The Unknown: The Red Line.
 

I was concerned about William. Immediately after he made the astounding suggestion that Dirk might still be alive, his eyes rolled back, spittle started foaming from his quivering lips, and he collapsed on the studio floor and began writhing uncontrollably. A grand mal seizure? A bad reaction to all the drugs he’d been taking? Vengeance visited upon him by some malignant deity? How would I know? I’m no doctor, I scolded myself, as I frantically dialed 911.

The medics finally came and stabilized William and put him in the ambulance. They graciously allowed me to join them. I held William’s hand the whole way and tried to send him positive thoughts, wishing I could borrow Dirk’s telepathic powers for a short time. William was unconscious, of course, and the medics kept muttering something about his weak heartbeat and whether or not a brain scan of some sort would have to be run once we reached the hospital.
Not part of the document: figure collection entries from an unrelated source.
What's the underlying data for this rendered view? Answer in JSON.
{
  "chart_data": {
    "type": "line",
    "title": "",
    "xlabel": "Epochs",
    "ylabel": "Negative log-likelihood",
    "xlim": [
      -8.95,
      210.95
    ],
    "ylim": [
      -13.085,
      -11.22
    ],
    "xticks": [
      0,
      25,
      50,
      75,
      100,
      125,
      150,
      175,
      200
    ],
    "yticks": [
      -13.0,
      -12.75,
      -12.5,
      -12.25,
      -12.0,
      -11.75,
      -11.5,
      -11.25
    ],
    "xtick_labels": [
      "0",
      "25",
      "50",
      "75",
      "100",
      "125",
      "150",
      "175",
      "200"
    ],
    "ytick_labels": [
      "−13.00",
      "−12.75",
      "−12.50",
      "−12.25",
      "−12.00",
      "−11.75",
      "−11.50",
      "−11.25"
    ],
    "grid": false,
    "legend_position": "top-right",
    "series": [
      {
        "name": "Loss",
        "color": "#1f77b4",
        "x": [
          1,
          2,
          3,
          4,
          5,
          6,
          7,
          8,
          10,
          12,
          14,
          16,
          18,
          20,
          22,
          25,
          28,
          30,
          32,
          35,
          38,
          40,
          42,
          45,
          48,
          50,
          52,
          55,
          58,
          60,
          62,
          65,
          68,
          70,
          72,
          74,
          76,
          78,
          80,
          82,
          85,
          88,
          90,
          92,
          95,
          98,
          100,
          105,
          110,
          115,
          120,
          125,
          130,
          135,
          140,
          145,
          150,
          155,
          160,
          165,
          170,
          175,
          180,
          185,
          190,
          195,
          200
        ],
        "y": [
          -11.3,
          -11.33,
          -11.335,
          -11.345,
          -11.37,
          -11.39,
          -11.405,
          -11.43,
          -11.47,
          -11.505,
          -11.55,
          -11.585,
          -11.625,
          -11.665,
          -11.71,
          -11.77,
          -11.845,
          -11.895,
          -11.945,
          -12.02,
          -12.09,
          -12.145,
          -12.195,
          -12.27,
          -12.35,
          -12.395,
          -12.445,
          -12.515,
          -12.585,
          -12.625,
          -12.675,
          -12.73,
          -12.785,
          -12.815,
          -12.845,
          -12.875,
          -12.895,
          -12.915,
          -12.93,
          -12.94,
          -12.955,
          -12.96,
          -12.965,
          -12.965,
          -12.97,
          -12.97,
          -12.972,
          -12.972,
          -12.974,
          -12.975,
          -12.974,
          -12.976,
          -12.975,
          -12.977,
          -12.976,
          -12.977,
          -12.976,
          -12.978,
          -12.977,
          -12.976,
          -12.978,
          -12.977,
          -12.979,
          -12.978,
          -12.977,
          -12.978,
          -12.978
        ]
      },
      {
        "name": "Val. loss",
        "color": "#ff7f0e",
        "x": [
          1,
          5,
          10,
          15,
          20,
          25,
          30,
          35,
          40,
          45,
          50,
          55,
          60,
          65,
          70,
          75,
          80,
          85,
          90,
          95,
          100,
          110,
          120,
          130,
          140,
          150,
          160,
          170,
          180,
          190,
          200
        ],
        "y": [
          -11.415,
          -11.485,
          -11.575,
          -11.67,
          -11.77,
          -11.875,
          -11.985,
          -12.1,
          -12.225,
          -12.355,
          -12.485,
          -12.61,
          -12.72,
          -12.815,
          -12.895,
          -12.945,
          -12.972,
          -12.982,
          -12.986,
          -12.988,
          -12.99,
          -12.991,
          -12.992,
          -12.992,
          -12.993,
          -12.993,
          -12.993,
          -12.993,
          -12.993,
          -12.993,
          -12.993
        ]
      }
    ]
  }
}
They were trying to speak so that I couldn’t hear them, but it was clear by their nervous glances that William was in a bad way and getting worse.

Again, I was tortured by unpleasant thoughts, not unlike those that filled my wretched brain that horrible Halloween night when William and I had accidentally created a vicious vampire when our attempt to merge Dirk and Frank into one magnificent hypertext novelist failed disastrously. I shuddered, remembering how incredibly painful it was to have vampire canines gnawing on my neck...

Then it occurred to me. I didn’t remember what had happened next. How did I manage to survive? Why wasn’t I a vampire? And why wasn’t William, since I assumed he had been attacked, as well? Something wasn’t right.